I give the smart execs in the private sector a lot more credit than they get from liberals/socialists. When you’re operating in an environment where the government can, in a heartbeat, take away creditors rights and give them to labor, you have to be cautious about what you do and when and how you do it. In addition, bank credit under the “regulatory reform” agenda being pushed by the socialists is virtually non-existent. So it’s only natural that a company would hoard cash, in case they need it. Wo be it for those companies that don’t have cash because they are going to stagnate. The current political environment is VERY anti-business and we haven’t even seen the corporate tax proposals designed to further redistribute the wealth. We are, in my opinion, in a very precarious period of time for capitalism as we know it. Without a change in Congress and at the top, our private sector, stock and bond investments and real estate markets are doomed. I’m sorry to be so pessimistic but have to be a realist. This Country is in as much if not more financial trouble than the European union.

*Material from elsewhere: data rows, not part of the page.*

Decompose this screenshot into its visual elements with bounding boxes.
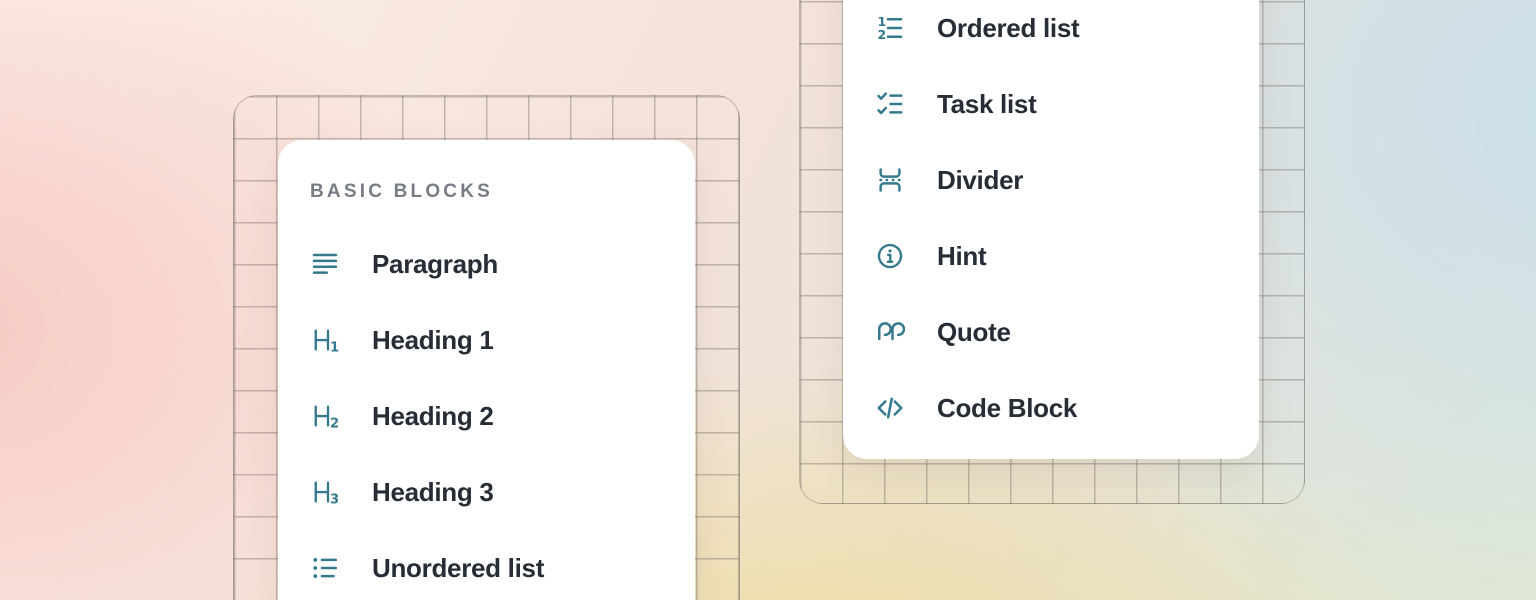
- menu-item-task-list[interactable]: Task list: [843, 66, 1259, 142]
- svg-text:1: 1: [330, 340, 339, 355]
- menu-item-label: Heading 2: [372, 400, 494, 431]
- menu-item-label: Quote: [937, 316, 1011, 347]
- menu-item-divider[interactable]: Divider: [843, 142, 1259, 218]
- paragraph-icon: [310, 249, 340, 279]
- menu-item-label: Hint: [937, 240, 987, 271]
- task-list-icon: [875, 89, 905, 119]
- svg-text:3: 3: [330, 492, 339, 507]
- basic-blocks-menu: BASIC BLOCKS Paragraph 1 Heading 1 2 Heading…: [278, 140, 695, 600]
- menu-item-label: Unordered list: [372, 552, 545, 583]
- menu-item-ordered-list[interactable]: 1 2 Ordered list: [843, 0, 1259, 66]
- menu-item-unordered-list[interactable]: Unordered list: [278, 530, 695, 600]
- menu-item-label: Code Block: [937, 392, 1078, 423]
- svg-text:2: 2: [330, 416, 339, 431]
- advanced-blocks-item-list: 1 2 Ordered list Task list Divider Hint Quote C…: [843, 0, 1259, 446]
- menu-item-heading-1[interactable]: 1 Heading 1: [278, 302, 695, 378]
- menu-item-label: Divider: [937, 164, 1024, 195]
- quote-icon: [875, 317, 905, 347]
- menu-item-hint[interactable]: Hint: [843, 218, 1259, 294]
- advanced-blocks-menu: 1 2 Ordered list Task list Divider Hint Quote C…: [843, 0, 1259, 459]
- menu-item-code-block[interactable]: Code Block: [843, 370, 1259, 446]
- menu-item-heading-2[interactable]: 2 Heading 2: [278, 378, 695, 454]
- heading-2-icon: 2: [310, 401, 340, 431]
- menu-item-quote[interactable]: Quote: [843, 294, 1259, 370]
- divider-icon: [875, 165, 905, 195]
- unordered-list-icon: [310, 553, 340, 583]
- grid-panel-left: BASIC BLOCKS Paragraph 1 Heading 1 2 Heading…: [233, 95, 740, 600]
- heading-3-icon: 3: [310, 477, 340, 507]
- basic-blocks-item-list: Paragraph 1 Heading 1 2 Heading 2 3 Heading 3 U…: [278, 226, 695, 600]
- grid-panel-right: 1 2 Ordered list Task list Divider Hint Quote C…: [799, 0, 1305, 504]
- hint-icon: [875, 241, 905, 271]
- heading-1-icon: 1: [310, 325, 340, 355]
- menu-item-paragraph[interactable]: Paragraph: [278, 226, 695, 302]
- svg-text:1: 1: [878, 14, 887, 29]
- menu-item-heading-3[interactable]: 3 Heading 3: [278, 454, 695, 530]
- menu-item-label: Ordered list: [937, 12, 1080, 43]
- svg-text:2: 2: [878, 27, 887, 42]
- code-block-icon: [875, 393, 905, 423]
- menu-item-label: Heading 3: [372, 476, 494, 507]
- menu-item-label: Task list: [937, 88, 1037, 119]
- section-title: BASIC BLOCKS: [310, 181, 494, 202]
- menu-item-label: Heading 1: [372, 324, 494, 355]
- menu-item-label: Paragraph: [372, 248, 498, 279]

I think they are waiting for a contrasting political environement. This recession has given them a chance to strip away the unnecessary load caused by affirmative action and other hiring “tax incentives”; they are too smart to let this happen again. Hopefully old fashioned “earn it” has returned. PLEASE VOTE RESPONSIBLY.

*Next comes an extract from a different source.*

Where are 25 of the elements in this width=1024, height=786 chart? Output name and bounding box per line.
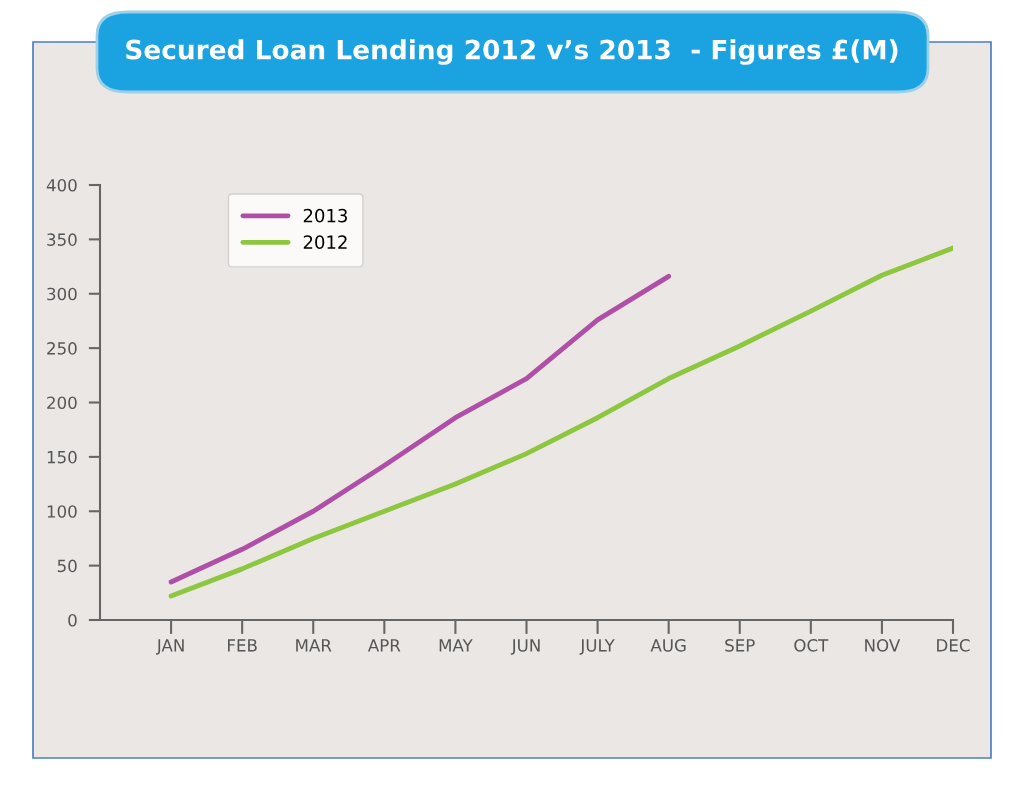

but would’t buyback mean that companies are putting more money in the investors hands,, which can be spent on other investments opportunity or simply buy things with it.
so that is more cash in the circulation right,,
Jim,
Thanks for the update. I knew cash balances were high compared to the last decade, but I didn’t realize they’re the highest they’ve been since the ’60s.

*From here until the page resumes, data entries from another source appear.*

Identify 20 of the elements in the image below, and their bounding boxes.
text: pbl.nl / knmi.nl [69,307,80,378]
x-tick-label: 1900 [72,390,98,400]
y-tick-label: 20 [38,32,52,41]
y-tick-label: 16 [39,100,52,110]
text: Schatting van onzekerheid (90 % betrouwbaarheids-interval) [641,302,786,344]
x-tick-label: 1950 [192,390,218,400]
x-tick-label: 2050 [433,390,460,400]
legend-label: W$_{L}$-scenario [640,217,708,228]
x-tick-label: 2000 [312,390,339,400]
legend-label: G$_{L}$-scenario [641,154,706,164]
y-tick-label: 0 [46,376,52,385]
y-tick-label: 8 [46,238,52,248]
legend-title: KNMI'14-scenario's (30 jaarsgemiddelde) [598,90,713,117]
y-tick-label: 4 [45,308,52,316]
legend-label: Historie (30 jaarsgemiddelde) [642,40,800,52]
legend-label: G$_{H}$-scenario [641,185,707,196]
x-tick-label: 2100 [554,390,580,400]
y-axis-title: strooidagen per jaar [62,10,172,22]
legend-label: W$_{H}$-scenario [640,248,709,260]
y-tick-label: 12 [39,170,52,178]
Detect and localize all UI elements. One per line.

My prediction, stated frequently in my posts, is that buybacks and dividend increases will continue, as the immediate reaction to high cash balances. With all this cash, the companies want to first give something back to the shareholders, many of whom are still “down” since 2007.
Later this year and next year, we’ll see increased CAPEX spending and M&A activity, as cash balances remain high after these shareholder bonus programs are announced. The companies will realize they’ve got to do something with the cash, and that now is the time to sieze the opportunity.
Buybacks are a surefire approach in this world of unknown assassins, internal or external.
P.S. On buy backs, I think most companies think of their announcements sort of like their authorizing of stock options. They are authorizing the maximum, but how much they will really do will be based on just how things play out over the period this was authorized for, not any kind of guarantee.
I would think a large part of this is also just simple supply and demand. If you are a company that is already supplying your market with all it needs now, why would you expand? The bubbles have all been about putting out way too much supply for demand that wasn’t really “demand”, but was instead just speculation that XXX would continue going up forever. Now business are being a lot more careful about matching their supply to the demand, and most of the false demand (speculation) isn’t out there to cloud their radar screens.
A lot of the announced buybacks don’t seem to fully materialize. I trust dividend increase announcements a lot more than buyback announcements.